The second wall panel cited above continues, “After an unfortunate experience in Naples, in 1884 the young Sotirio, together with the Macedonian silversmith Demetrio Kremos, opened his first workshop in Rome, on Via Sistina, one of the streets most frequented by foreign tourists. And it was precisely these “foreigners”, as Sotirio says in his Memoirs, who were the first clients who brought success to the young man from Epirus. Objects in silver-plated metal and silver were greatly appreciated as ‘pre-modern’ jewels and ornaments: they suited the taste of English tourists, who for some time had been developing the fashion for the Celtic revival, and more generally interested the increasing number of tourists from the more industrialized countries of Northern Europe who sought ‘peasant jewelry’ that reflected the existence of surviving local traditions.
The success in terms of sales was gradually consolidated with the opening of new shops in Rome and in other tourist destinations such as Naples, Sorrento, and San Remo, where the flow of tourists was greatest, or where the richest clientele were concentrated, such as in St. Moritz, in Switzerland: by then all these places were connected by the European railway network.

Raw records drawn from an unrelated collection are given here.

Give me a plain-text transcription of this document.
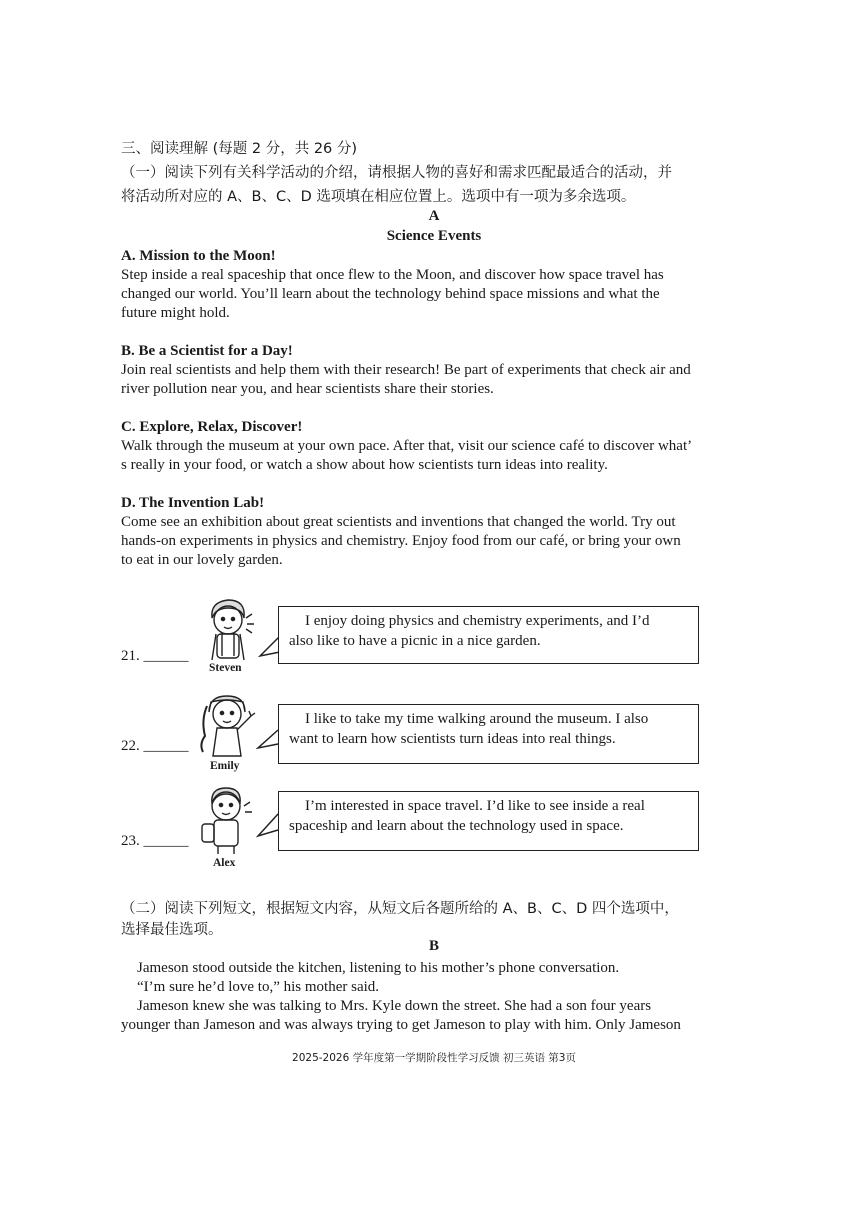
三、阅读理解 (每题 2 分，共 26 分)
（一）阅读下列有关科学活动的介绍，请根据人物的喜好和需求匹配最适合的活动，并
将活动所对应的 A、B、C、D 选项填在相应位置上。选项中有一项为多余选项。
A
Science Events
A. Mission to the Moon!
Step inside a real spaceship that once flew to the Moon, and discover how space travel has
changed our world. You’ll learn about the technology behind space missions and what the
future might hold.
B. Be a Scientist for a Day!
Join real scientists and help them with their research! Be part of experiments that check air and
river pollution near you, and hear scientists share their stories.
C. Explore, Relax, Discover!
Walk through the museum at your own pace. After that, visit our science café to discover what’
s really in your food, or watch a show about how scientists turn ideas into reality.
D. The Invention Lab!
Come see an exhibition about great scientists and inventions that changed the world. Try out
hands-on experiments in physics and chemistry. Enjoy food from our café, or bring your own
to eat in our lovely garden.
21. ______
Steven
I enjoy doing physics and chemistry experiments, and I’d
also like to have a picnic in a nice garden.
22. ______
Emily
I like to take my time walking around the museum. I also
want to learn how scientists turn ideas into real things.
23. ______
Alex
I’m interested in space travel. I’d like to see inside a real
spaceship and learn about the technology used in space.
（二）阅读下列短文，根据短文内容，从短文后各题所给的 A、B、C、D 四个选项中，
选择最佳选项。
B
Jameson stood outside the kitchen, listening to his mother’s phone conversation.
“I’m sure he’d love to,” his mother said.
Jameson knew she was talking to Mrs. Kyle down the street. She had a son four years
younger than Jameson and was always trying to get Jameson to play with him. Only Jameson
2025-2026 学年度第一学期阶段性学习反馈 初三英语 第3页
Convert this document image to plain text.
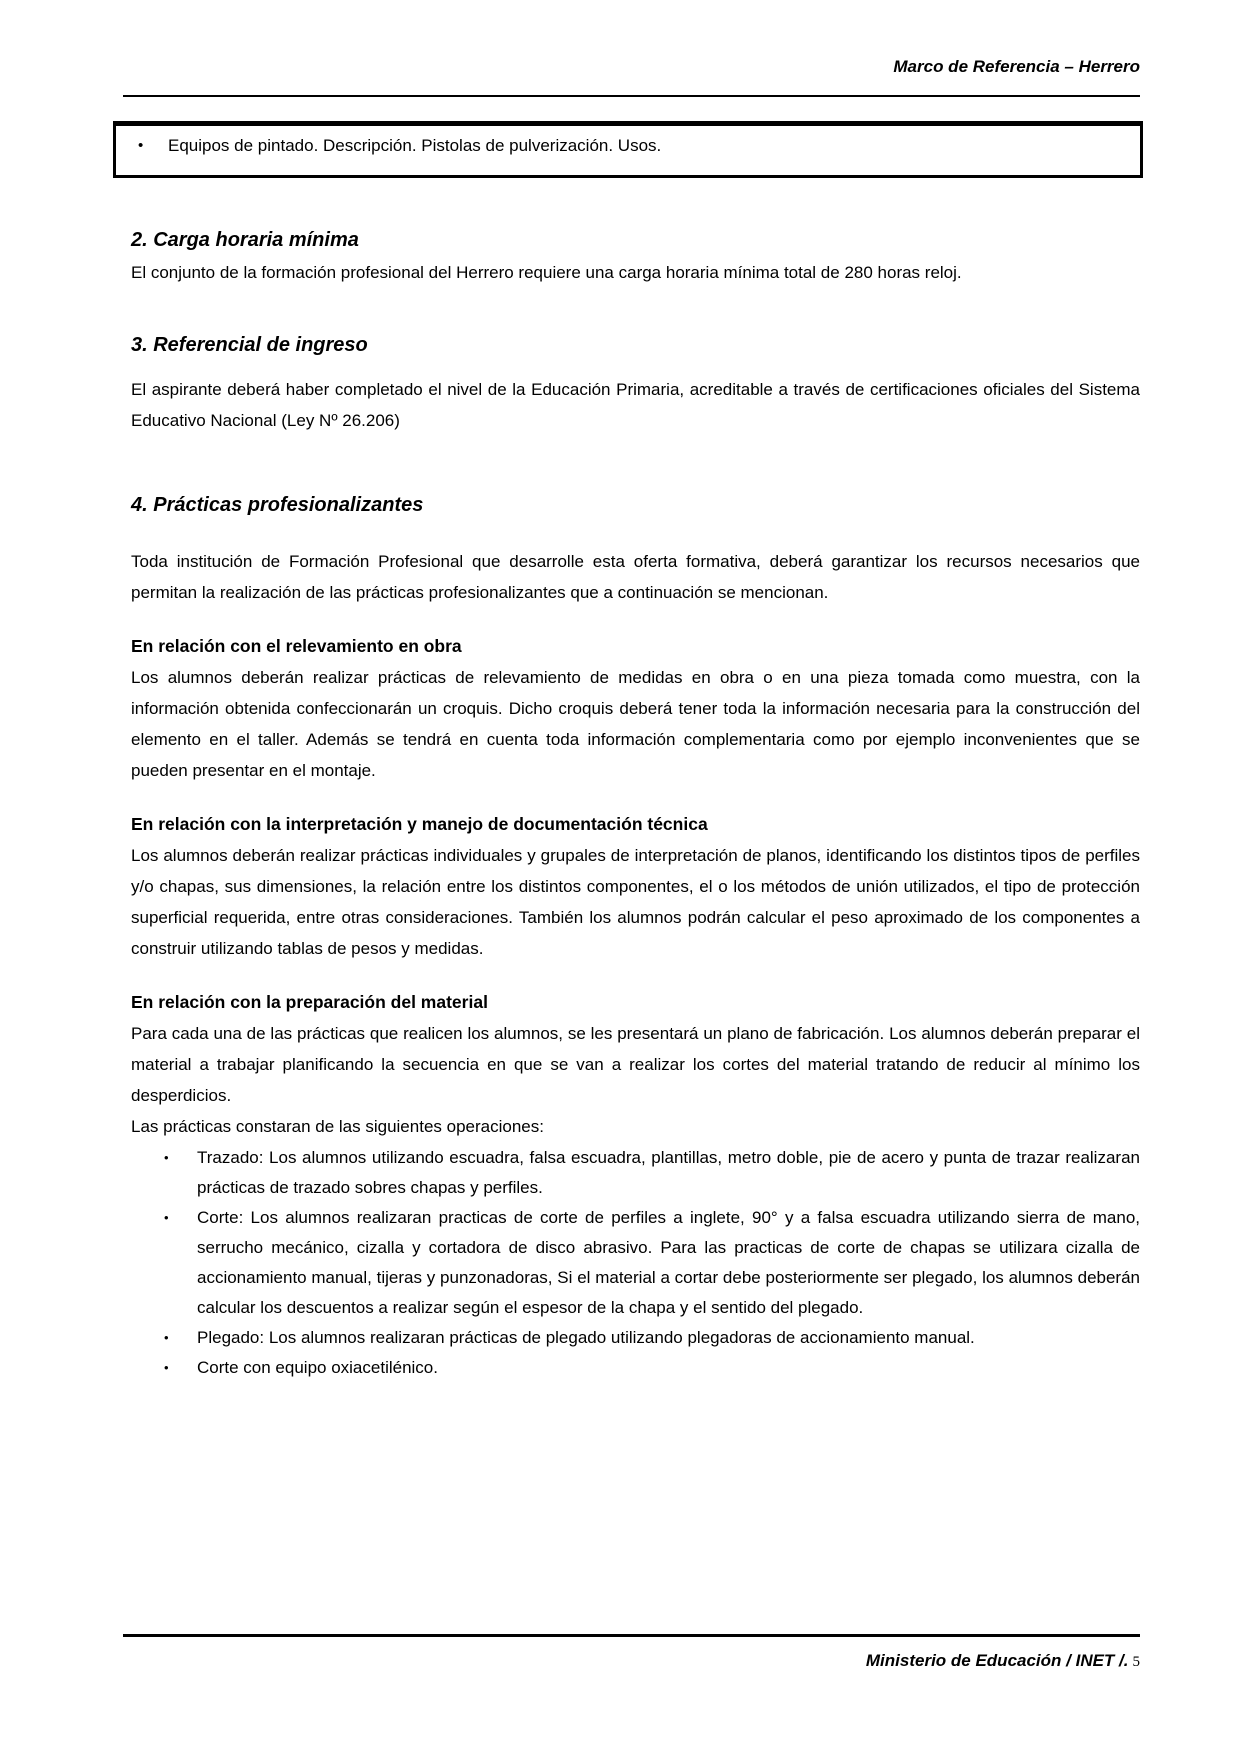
Marco de Referencia – Herrero
•	Equipos de pintado. Descripción. Pistolas de pulverización. Usos.
2. Carga horaria mínima

El conjunto de la formación profesional del Herrero requiere una carga horaria mínima total de 280 horas reloj.

3. Referencial de ingreso

El aspirante deberá haber completado el nivel de la Educación Primaria, acreditable a través de certificaciones oficiales del Sistema Educativo Nacional (Ley Nº 26.206)

4. Prácticas profesionalizantes

Toda institución de Formación Profesional que desarrolle esta oferta formativa, deberá garantizar los recursos necesarios que permitan la realización de las prácticas profesionalizantes que a continuación se mencionan.

En relación con el relevamiento en obra

Los alumnos deberán realizar prácticas de relevamiento de medidas en obra o en una pieza tomada como muestra, con la información obtenida confeccionarán un croquis. Dicho croquis deberá tener toda la información necesaria para la construcción del elemento en el taller. Además se tendrá en cuenta toda información complementaria como por ejemplo inconvenientes que se pueden presentar en el montaje.

En relación con la interpretación y manejo de documentación técnica

Los alumnos deberán realizar prácticas individuales y grupales de interpretación de planos, identificando los distintos tipos de perfiles y/o chapas, sus dimensiones, la relación entre los distintos componentes, el o los métodos de unión utilizados, el tipo de protección superficial requerida, entre otras consideraciones. También los alumnos podrán calcular el peso aproximado de los componentes a construir utilizando tablas de pesos y medidas.

En relación con la preparación del material

Para cada una de las prácticas que realicen los alumnos, se les presentará un plano de fabricación. Los alumnos deberán preparar el material a trabajar planificando la secuencia en que se van a realizar los cortes del material tratando de reducir al mínimo los desperdicios.

Las prácticas constaran de las siguientes operaciones:

•	Trazado: Los alumnos utilizando escuadra, falsa escuadra, plantillas, metro doble, pie de acero y punta de trazar realizaran prácticas de trazado sobres chapas y perfiles.
•	Corte: Los alumnos realizaran practicas de corte de perfiles a inglete, 90° y a falsa escuadra utilizando sierra de mano, serrucho mecánico, cizalla y cortadora de disco abrasivo. Para las practicas de corte de chapas se utilizara cizalla de accionamiento manual, tijeras y punzonadoras, Si el material a cortar debe posteriormente ser plegado, los alumnos deberán calcular los descuentos a realizar según el espesor de la chapa y el sentido del plegado.
•	Plegado: Los alumnos realizaran prácticas de plegado utilizando plegadoras de accionamiento manual.
•	Corte con equipo oxiacetilénico.
Ministerio de Educación / INET /. 5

In the following years Sotirio enriched and diversified his product range. The “Old Curiosity Shop” sign that was fitted to the new shop at no. 10 Via Condotti in 1905 was an illustration of this transformation. The boutique also sold antiques, beautiful pieces in old silver that were exquisitely made, and jewels: they reflected the demands of a refined, international clientele.” Today the clientele doesn’t need to come to Rome, since today Bulgari has stores in over more than 100 countries worldwide and in many countries boutiques in more than one city. In 1971 Bulgari opened its first shop in New York City and started to make jewelry with the “Star Spangled Banner” theme.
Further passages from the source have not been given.